Un soir, tandis que ses cheveux déployés lui couvrent les épaules, milady, après avoir entendu cette réponse, demeure absorbée dans ses pensées, jusqu’au moment où elle aperçoit dans la glace qui est devant elle deux yeux noirs qui l’observent avec curiosité.

«  Ayez la bonté de continuer votre service, dit milady en s’adressant à l’image de Mlle Hortense, vous contemplerez votre beauté une autre fois.

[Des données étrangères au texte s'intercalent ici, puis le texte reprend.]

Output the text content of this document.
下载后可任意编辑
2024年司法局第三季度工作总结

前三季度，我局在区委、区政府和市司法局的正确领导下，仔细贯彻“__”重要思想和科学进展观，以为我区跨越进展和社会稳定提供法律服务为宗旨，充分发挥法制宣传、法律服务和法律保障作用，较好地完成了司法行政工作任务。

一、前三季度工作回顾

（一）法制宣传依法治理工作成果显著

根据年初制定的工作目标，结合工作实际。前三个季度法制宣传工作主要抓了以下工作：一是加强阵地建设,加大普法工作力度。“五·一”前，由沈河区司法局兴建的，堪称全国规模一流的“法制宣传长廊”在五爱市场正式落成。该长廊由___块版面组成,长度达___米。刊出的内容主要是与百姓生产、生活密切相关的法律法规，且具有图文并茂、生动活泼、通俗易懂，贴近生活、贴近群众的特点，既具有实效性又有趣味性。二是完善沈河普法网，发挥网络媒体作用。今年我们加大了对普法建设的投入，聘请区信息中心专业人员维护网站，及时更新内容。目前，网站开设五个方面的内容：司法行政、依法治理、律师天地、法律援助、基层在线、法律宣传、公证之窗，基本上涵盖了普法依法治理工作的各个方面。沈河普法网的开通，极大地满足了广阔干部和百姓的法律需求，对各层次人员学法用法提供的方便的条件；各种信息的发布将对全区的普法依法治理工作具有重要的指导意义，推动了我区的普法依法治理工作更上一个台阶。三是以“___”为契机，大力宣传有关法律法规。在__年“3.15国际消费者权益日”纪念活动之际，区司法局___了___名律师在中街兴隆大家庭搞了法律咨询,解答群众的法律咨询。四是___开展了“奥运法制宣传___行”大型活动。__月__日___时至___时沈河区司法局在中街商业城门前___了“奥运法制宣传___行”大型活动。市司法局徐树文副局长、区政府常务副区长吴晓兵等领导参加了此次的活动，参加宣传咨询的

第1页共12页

— C’est la beauté de milady et non la mienne que j’admire.

— Quant à celle-là, répond milady, vous n’avez pas besoin de la contempler du tout. »

Enfin, un jour, un peu avant le coucher du soleil, au moment où les groupes qui, pendant une heure ou deux, ont animé le promenoir du revenant, viennent de laisser milady et sir Leicester en tête-à-tête sur la terrasse, M. Tulkinghorn apparaît ; il se dirige vers le baronnet, de ce pas méthodique qui lui est ordinaire, et que rien ne précipite ou ralentit. Il a toujours son masque impassible, si toutefois c’est un masque, et porte des secrets de famille dans chaque trait de son visage et dans chaque pli de ses vêtements. Du reste, qu’il soit dévoué corps et âme aux grands de ce monde, ou qu’il ne leur accorde rien de plus que les services qu’il leur vend, c’est un secret qu’il se garde à lui-même, comme il garde tous ceux qu’on lui confie, et ne se trahira pas.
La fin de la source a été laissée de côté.